CodeSensei is an intelligent conversational assistant built to help programmers of all levels. Its main objective is:

  • Resolve technical doubts: Stuck with a bug? Don't understand a concept?
  • Explain programming concepts: From variables in Python to loops in JavaScript, CodeSensei can offer clear and concise explanations.
  • Practice for technical interviews: CodeSensei can simulate being a technical interviewer, helping you prepare for common questions and improve your technical communication skills.

The idea is to create an accessible learning companion that's always available.

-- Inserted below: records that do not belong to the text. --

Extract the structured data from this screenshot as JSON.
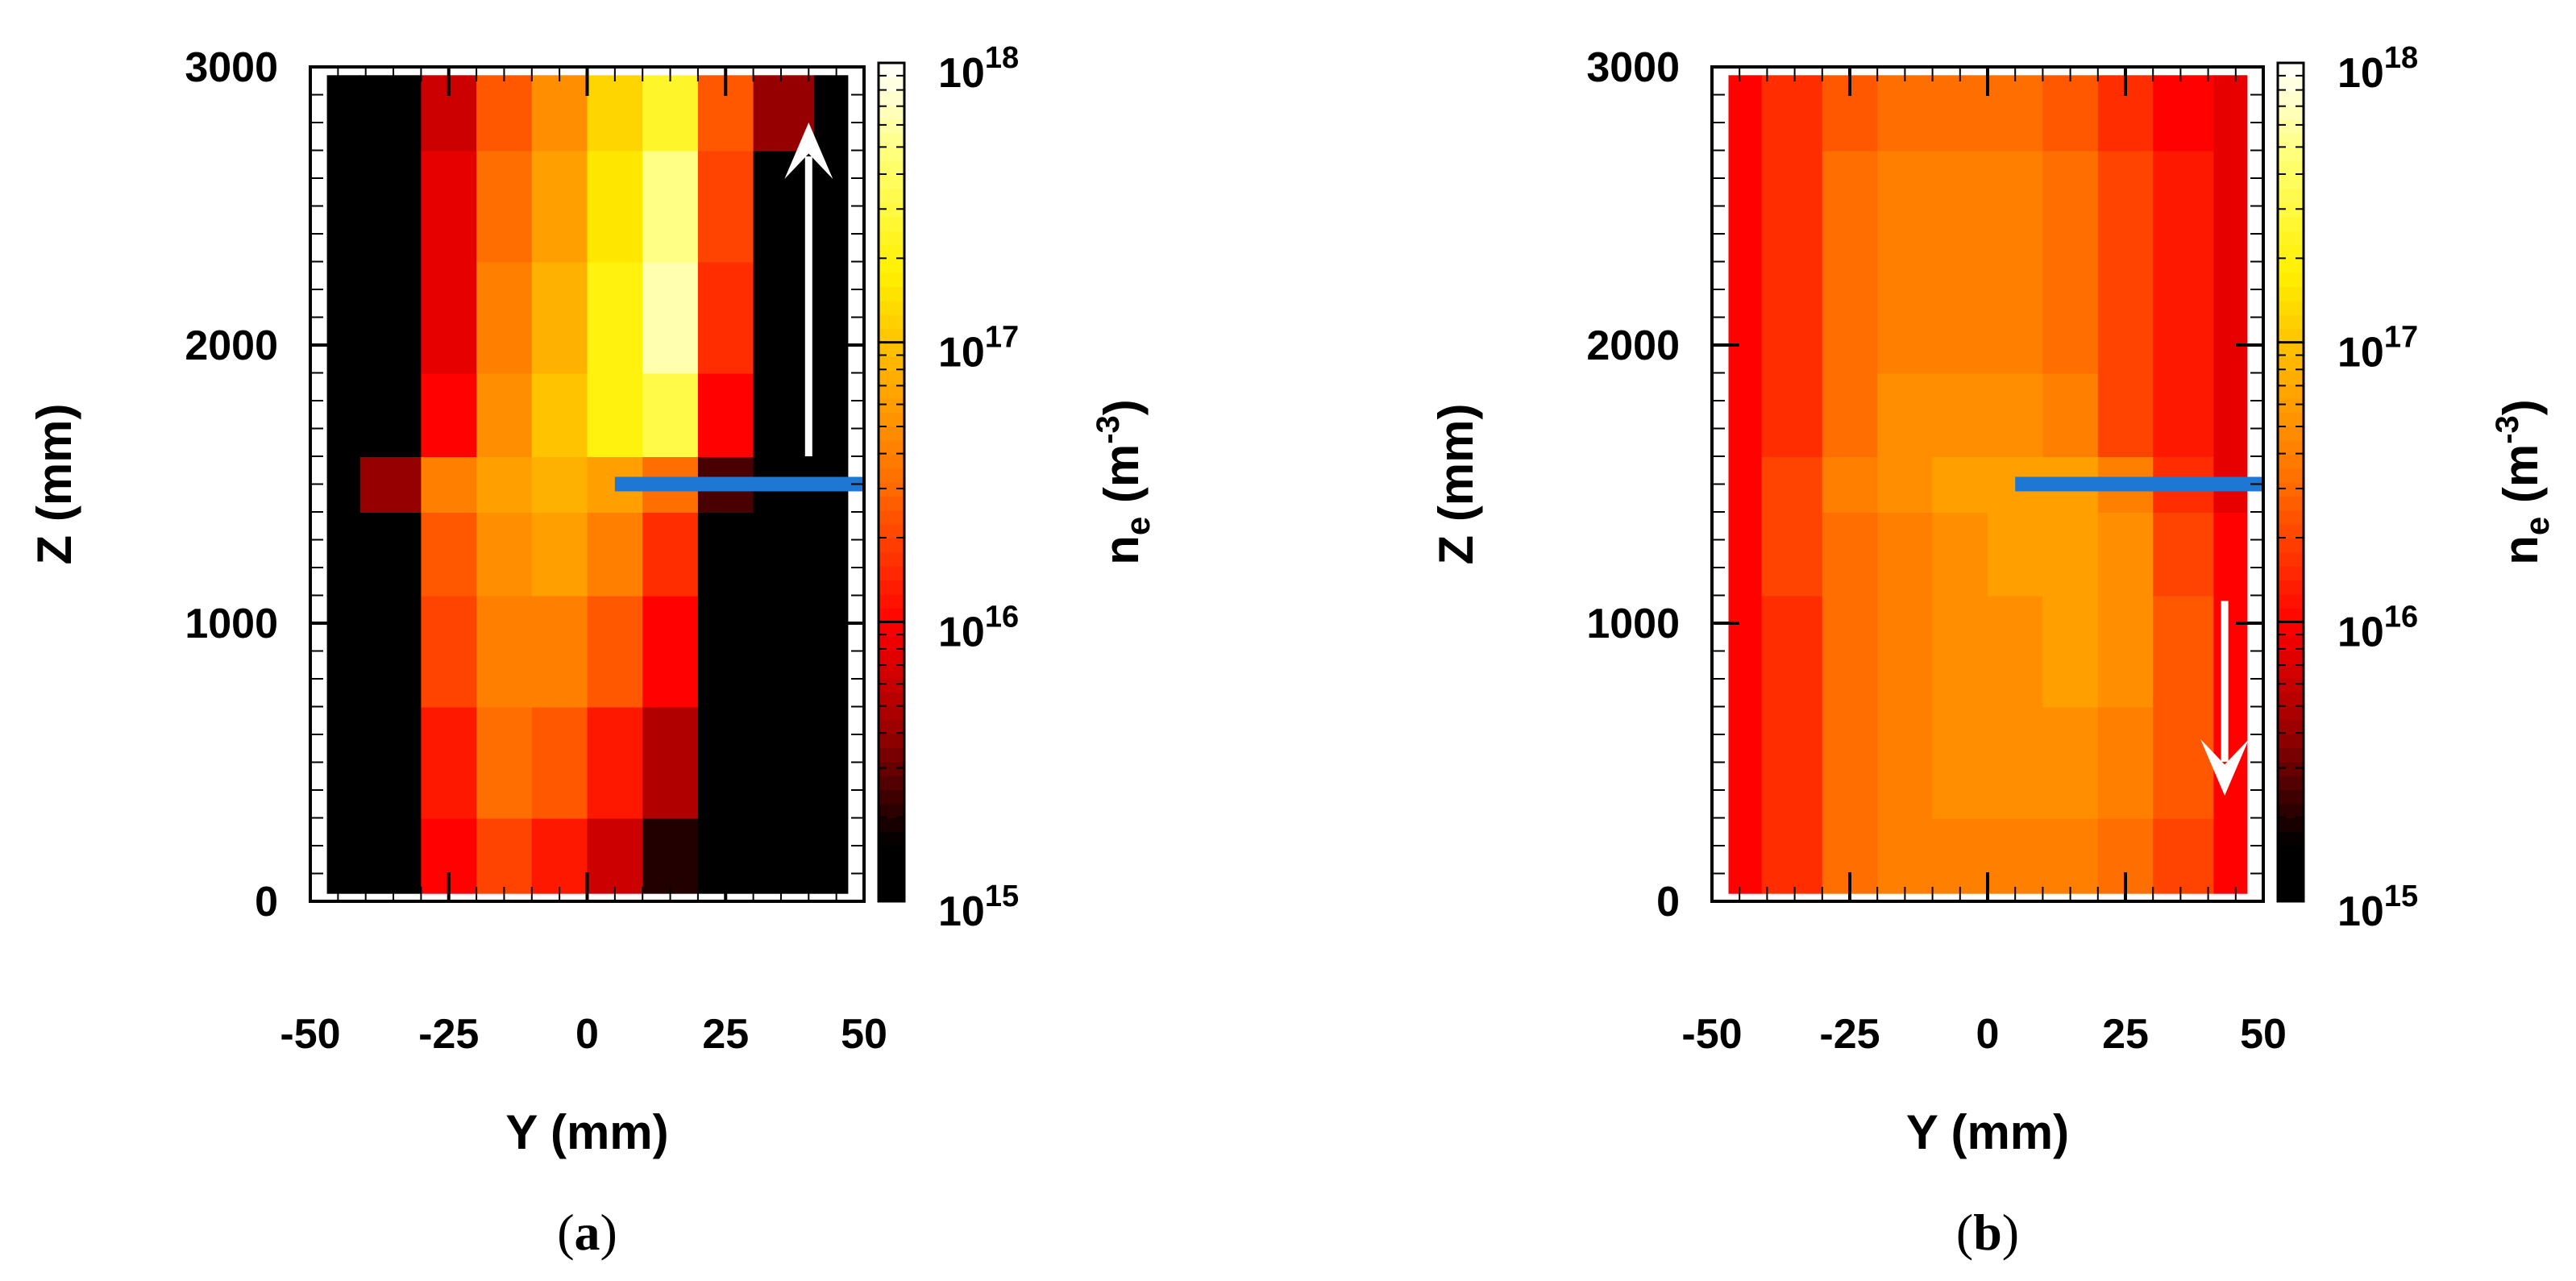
{
  "chart_data": [
    {
      "type": "heatmap",
      "panel_label": "a",
      "xlabel": "Y (mm)",
      "ylabel": "Z (mm)",
      "xlim": [
        -50,
        50
      ],
      "ylim": [
        0,
        3000
      ],
      "x_ticks": [
        -50,
        -25,
        0,
        25,
        50
      ],
      "y_ticks": [
        0,
        1000,
        2000,
        3000
      ],
      "colorbar": {
        "label_base": "n",
        "label_sub": "e",
        "label_unit_open": " (m",
        "label_unit_sup": "-3",
        "label_unit_close": ")",
        "scale": "log",
        "range": [
          1000000000000000.0,
          1e+18
        ],
        "ticks": [
          {
            "value": 1000000000000000.0,
            "base": "10",
            "exp": "15"
          },
          {
            "value": 1e+16,
            "base": "10",
            "exp": "16"
          },
          {
            "value": 1e+17,
            "base": "10",
            "exp": "17"
          },
          {
            "value": 1e+18,
            "base": "10",
            "exp": "18"
          }
        ]
      },
      "y_grid": [
        -47,
        -35,
        -25,
        -15,
        -5,
        5,
        15,
        25,
        35,
        47
      ],
      "z_grid": [
        100,
        500,
        900,
        1300,
        1500,
        1700,
        2100,
        2500,
        2900
      ],
      "log10_ne": [
        [
          14.8,
          14.8,
          16.0,
          16.3,
          16.1,
          15.8,
          15.3,
          14.8,
          14.8,
          14.8
        ],
        [
          14.8,
          14.9,
          16.1,
          16.5,
          16.4,
          16.1,
          15.7,
          14.9,
          14.8,
          14.8
        ],
        [
          14.8,
          15.0,
          16.3,
          16.6,
          16.6,
          16.4,
          16.0,
          15.0,
          14.8,
          14.8
        ],
        [
          14.8,
          15.2,
          16.4,
          16.7,
          16.8,
          16.6,
          16.2,
          15.2,
          14.8,
          14.8
        ],
        [
          14.8,
          15.6,
          16.6,
          16.8,
          16.9,
          16.8,
          16.5,
          15.4,
          14.8,
          14.8
        ],
        [
          14.8,
          15.0,
          16.0,
          16.7,
          17.0,
          17.3,
          17.5,
          16.0,
          14.8,
          14.8
        ],
        [
          14.8,
          14.9,
          15.9,
          16.6,
          16.9,
          17.3,
          17.8,
          16.2,
          14.9,
          14.8
        ],
        [
          14.8,
          14.9,
          15.9,
          16.5,
          16.8,
          17.2,
          17.7,
          16.3,
          15.2,
          14.9
        ],
        [
          14.8,
          14.8,
          15.8,
          16.4,
          16.7,
          17.1,
          17.4,
          16.4,
          15.6,
          15.0
        ]
      ],
      "annotations": [
        {
          "type": "probe_line",
          "color": "#1f77d4",
          "y_range": [
            5,
            50
          ],
          "z": 1500
        },
        {
          "type": "arrow",
          "color": "#ffffff",
          "direction": "up",
          "y": 40,
          "z_from": 1600,
          "z_to": 2800
        }
      ]
    },
    {
      "type": "heatmap",
      "panel_label": "b",
      "xlabel": "Y (mm)",
      "ylabel": "Z (mm)",
      "xlim": [
        -50,
        50
      ],
      "ylim": [
        0,
        3000
      ],
      "x_ticks": [
        -50,
        -25,
        0,
        25,
        50
      ],
      "y_ticks": [
        0,
        1000,
        2000,
        3000
      ],
      "colorbar": {
        "label_base": "n",
        "label_sub": "e",
        "label_unit_open": " (m",
        "label_unit_sup": "-3",
        "label_unit_close": ")",
        "scale": "log",
        "range": [
          1000000000000000.0,
          1e+18
        ],
        "ticks": [
          {
            "value": 1000000000000000.0,
            "base": "10",
            "exp": "15"
          },
          {
            "value": 1e+16,
            "base": "10",
            "exp": "16"
          },
          {
            "value": 1e+17,
            "base": "10",
            "exp": "17"
          },
          {
            "value": 1e+18,
            "base": "10",
            "exp": "18"
          }
        ]
      },
      "y_grid": [
        -47,
        -35,
        -25,
        -15,
        -5,
        5,
        15,
        25,
        35,
        47
      ],
      "z_grid": [
        100,
        500,
        900,
        1300,
        1500,
        1700,
        2100,
        2500,
        2900
      ],
      "log10_ne": [
        [
          16.0,
          16.2,
          16.5,
          16.6,
          16.6,
          16.6,
          16.6,
          16.5,
          16.3,
          16.0
        ],
        [
          16.0,
          16.2,
          16.5,
          16.6,
          16.7,
          16.7,
          16.7,
          16.6,
          16.4,
          16.0
        ],
        [
          16.0,
          16.2,
          16.5,
          16.6,
          16.7,
          16.7,
          16.8,
          16.7,
          16.4,
          16.0
        ],
        [
          16.0,
          16.3,
          16.5,
          16.6,
          16.7,
          16.8,
          16.8,
          16.7,
          16.3,
          16.0
        ],
        [
          16.0,
          16.3,
          16.6,
          16.7,
          16.8,
          16.8,
          16.8,
          16.6,
          16.2,
          15.9
        ],
        [
          16.0,
          16.2,
          16.5,
          16.7,
          16.7,
          16.7,
          16.6,
          16.3,
          16.1,
          15.9
        ],
        [
          16.0,
          16.2,
          16.5,
          16.6,
          16.6,
          16.6,
          16.5,
          16.3,
          16.1,
          15.9
        ],
        [
          16.0,
          16.2,
          16.5,
          16.6,
          16.6,
          16.6,
          16.5,
          16.3,
          16.1,
          15.9
        ],
        [
          16.0,
          16.2,
          16.4,
          16.5,
          16.5,
          16.5,
          16.4,
          16.2,
          16.0,
          15.9
        ]
      ],
      "annotations": [
        {
          "type": "probe_line",
          "color": "#1f77d4",
          "y_range": [
            5,
            50
          ],
          "z": 1500
        },
        {
          "type": "arrow",
          "color": "#ffffff",
          "direction": "down",
          "y": 43,
          "z_from": 1080,
          "z_to": 380
        }
      ]
    }
  ]
}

How Does It Work? The CodeSensei Flow

The internal workings of CodeSensei, especially with the introduction of LangGraph, follows a structured flow:

  1. User Input: The user sends a question or request to CodeSensei.
  2. Intent Routing (LangGraph): The first step is to determine the user's intent. Is it a general question? Do they want to practice an interview? About what topic? This node decides the path the conversation will follow.
  3. Knowledge Retrieval (RAG with FAISS): If the intent is a general question that could benefit from specific information, CodeSensei consults its knowledge base.
    • We use FAISS to create a vector index from text and markdown documents (for example, python_variables.txt, javascript_loops.md).
    • Embeddings are generated from the content of these documents using OpenAI models.
    • When the user asks a question, the most relevant fragments of the knowledge base are searched through similarity search in the FAISS index.
  4. Response Generation (LangChain and OpenAI):
    • With the intent identified and context retrieved (if applicable), an appropriate prompt is constructed.
    • This prompt, along with the conversation history, is sent to an LLM.
    • The LLM generates the response that is presented to the user.
  5. State Management (LangGraph): LangGraph handles maintaining the conversation state, including exchanged messages, current intent, retrieved context, operation mode (general or interview) and specific topics (like the interview topic).

Technologies Used and Why

We chose a specific technology stack to bring CodeSensei to life:

  • LangChain: It's the heart of the agent. It facilitates the creation of applications with LLMs, allowing components (like models, prompts, and external tools) to be chained together in a modular way. We use it for the main logic of the agent, prompt management and integration with OpenAI.
  • OpenAI API: Provides the advanced language models that power CodeSensei's text comprehension and generation, as well as creating embeddings for our knowledge base.
  • FAISS (Facebook AI Similarity Search): For RAG (Retrieval Augmented Generation) implementation. FAISS allows us to efficiently create and query vector indexes of our knowledge base, finding the most relevant information for user questions quickly.
  • LangGraph: As conversation logic becomes more complex (for example, multi-turn interview flows), LangGraph helps us define, compose and execute these flows as state graphs. This improves modularity, scalability and enables more intelligent and directed agent behavior.
  • Supabase: Cloud database

Conclusion

Is this something ChatGPT could do? Yes. However, the differential of CodeSensei lies in the specific documents that we load, vectorize and use to respond with greater precision. Beyond its functionality, the main objective of this project is not to become a mass-use tool, but to serve as an exploration laboratory to continue practicing and researching the potential of conversational agents and language models.